According to the Sunlight Foundation Reporting Group, the journalistic arm of the nonpartisan nonprofit governmental transparency think-tank, “agribusiness has already sunk $39.2 million in direct contributions to federal candidate and party coffers this election cycle, nearly three-fourths of that to Republican interests, according to the Center for Responsive Politics.” Michigan Sen. Debbie Stabenow, chairwoman of the Senate Agriculture Committee, is the top recipient of those funds.

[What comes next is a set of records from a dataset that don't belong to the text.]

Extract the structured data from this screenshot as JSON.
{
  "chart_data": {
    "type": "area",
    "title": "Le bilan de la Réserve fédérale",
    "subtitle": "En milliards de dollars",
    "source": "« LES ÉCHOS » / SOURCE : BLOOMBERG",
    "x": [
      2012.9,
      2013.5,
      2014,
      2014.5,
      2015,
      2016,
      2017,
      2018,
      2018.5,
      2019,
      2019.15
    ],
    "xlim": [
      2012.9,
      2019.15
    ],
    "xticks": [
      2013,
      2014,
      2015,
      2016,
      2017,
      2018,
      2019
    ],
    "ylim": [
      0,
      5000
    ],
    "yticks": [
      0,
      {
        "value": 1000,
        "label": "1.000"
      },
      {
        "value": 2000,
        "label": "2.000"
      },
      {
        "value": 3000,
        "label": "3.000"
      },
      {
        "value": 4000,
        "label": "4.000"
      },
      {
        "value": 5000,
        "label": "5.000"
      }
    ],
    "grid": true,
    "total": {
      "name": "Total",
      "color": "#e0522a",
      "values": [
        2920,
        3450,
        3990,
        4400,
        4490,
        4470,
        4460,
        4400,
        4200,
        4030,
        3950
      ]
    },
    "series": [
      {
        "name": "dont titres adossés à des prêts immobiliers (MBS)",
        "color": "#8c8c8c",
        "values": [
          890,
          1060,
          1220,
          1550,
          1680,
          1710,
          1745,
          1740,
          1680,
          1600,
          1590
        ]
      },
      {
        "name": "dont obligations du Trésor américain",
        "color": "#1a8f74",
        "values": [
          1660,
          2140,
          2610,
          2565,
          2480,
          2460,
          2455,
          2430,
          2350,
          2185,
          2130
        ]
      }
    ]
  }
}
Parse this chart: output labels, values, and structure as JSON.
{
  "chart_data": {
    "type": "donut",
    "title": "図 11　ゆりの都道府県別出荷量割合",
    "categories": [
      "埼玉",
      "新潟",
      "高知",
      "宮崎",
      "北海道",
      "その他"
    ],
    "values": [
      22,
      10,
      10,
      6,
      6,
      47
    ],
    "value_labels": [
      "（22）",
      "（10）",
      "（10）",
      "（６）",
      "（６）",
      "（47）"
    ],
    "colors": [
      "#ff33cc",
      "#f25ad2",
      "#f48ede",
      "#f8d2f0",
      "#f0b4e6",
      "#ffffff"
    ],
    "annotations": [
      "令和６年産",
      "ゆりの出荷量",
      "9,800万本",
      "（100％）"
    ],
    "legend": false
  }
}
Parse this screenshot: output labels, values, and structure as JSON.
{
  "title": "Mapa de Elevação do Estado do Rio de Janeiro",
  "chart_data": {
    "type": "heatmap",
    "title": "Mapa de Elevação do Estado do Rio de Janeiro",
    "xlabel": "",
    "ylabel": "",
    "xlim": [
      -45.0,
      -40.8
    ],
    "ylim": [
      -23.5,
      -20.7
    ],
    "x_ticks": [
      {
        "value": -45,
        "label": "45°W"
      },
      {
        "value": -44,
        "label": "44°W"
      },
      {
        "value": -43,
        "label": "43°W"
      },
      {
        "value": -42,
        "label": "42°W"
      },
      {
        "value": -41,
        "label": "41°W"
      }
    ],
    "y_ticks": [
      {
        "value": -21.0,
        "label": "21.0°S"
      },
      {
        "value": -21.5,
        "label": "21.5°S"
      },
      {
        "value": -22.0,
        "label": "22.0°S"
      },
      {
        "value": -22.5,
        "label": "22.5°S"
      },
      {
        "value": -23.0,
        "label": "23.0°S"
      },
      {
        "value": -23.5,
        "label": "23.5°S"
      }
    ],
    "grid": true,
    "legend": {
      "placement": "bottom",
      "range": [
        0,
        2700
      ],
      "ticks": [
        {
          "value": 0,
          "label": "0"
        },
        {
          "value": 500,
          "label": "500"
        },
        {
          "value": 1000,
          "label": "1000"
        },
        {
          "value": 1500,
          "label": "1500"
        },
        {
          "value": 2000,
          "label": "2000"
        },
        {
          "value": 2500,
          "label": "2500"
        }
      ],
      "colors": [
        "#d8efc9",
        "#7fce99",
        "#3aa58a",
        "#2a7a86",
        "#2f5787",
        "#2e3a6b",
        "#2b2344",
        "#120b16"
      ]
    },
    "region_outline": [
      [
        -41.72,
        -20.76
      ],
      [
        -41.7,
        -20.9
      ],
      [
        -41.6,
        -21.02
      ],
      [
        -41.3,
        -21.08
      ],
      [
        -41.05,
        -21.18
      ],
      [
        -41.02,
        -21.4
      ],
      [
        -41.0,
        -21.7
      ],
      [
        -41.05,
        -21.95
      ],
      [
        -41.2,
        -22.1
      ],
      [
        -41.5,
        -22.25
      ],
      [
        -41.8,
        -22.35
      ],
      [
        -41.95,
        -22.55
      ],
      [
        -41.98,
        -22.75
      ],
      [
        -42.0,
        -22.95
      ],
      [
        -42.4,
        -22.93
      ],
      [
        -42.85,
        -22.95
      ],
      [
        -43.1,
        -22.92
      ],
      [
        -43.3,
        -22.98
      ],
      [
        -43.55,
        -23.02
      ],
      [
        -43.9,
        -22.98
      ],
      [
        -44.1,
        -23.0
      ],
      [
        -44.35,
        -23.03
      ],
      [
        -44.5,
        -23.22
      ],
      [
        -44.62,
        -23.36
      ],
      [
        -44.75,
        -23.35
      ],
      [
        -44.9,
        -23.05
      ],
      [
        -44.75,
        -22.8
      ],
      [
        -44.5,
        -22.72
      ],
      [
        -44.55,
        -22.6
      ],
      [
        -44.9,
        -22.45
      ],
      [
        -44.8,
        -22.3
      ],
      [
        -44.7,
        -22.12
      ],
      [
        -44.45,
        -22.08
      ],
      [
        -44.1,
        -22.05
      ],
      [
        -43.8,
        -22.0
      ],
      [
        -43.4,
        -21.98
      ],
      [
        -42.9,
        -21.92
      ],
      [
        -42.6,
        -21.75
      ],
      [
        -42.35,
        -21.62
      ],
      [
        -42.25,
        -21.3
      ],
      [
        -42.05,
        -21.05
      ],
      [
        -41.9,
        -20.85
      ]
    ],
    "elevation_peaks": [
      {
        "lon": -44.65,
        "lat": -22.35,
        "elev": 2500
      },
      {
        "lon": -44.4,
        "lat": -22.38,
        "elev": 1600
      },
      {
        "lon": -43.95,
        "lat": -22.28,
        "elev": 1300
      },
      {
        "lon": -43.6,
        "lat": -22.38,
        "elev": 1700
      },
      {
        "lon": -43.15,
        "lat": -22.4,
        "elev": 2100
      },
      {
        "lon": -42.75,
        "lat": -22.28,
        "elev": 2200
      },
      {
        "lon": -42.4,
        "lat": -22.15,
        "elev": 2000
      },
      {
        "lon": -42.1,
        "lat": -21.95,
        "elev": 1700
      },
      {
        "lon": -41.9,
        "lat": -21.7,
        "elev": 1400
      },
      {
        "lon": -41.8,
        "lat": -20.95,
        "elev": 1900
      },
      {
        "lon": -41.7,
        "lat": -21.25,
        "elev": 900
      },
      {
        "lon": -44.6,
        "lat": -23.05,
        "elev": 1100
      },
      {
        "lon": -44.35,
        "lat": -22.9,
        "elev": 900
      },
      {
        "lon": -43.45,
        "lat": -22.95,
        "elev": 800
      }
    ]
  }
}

The central battles inFarm Bill policies – Southern rice and peanut interests vs. Midwest corn and soybean farmers; deficit hawks vs. food assistance benefits; crop insurance vs. subsidy payments – are all attracting political campaign money.
For instance, Sunlight’s blog post details the fight over sugar subsidies.
On Wednesday, big sugar beat back an attempt by Sen. Jeanne Shaheen, D-N.H., to eliminate a decades-old sugar price support program. The Senate voted 50 to 46 to table her amendment. Sugar interests such as American Crystal Sugar and Flo-Sun Inc. are among the biggest campaign contributors in the agribusiness sector, giving to Democrats and Republicans alike. The sugar industry gains strength from having two geographic strongholds--the South, where sugar cane is grown, and the mid-west, the source of sugar beets. However, sugar's opponents, the interests that buy sugar for their products, is also quite formidable. The Coalition for Sugar Reform, which supported the Shaheen amendment, include such heavyweights as the American Beverage Association, the Food Marketing Institute, and the Snack Food Association, which in turn have powerful corporate membership.
The Sunlight Foundation’s reporting and databases offer a wealth of knowledge – important currency when so much money is being bandied around.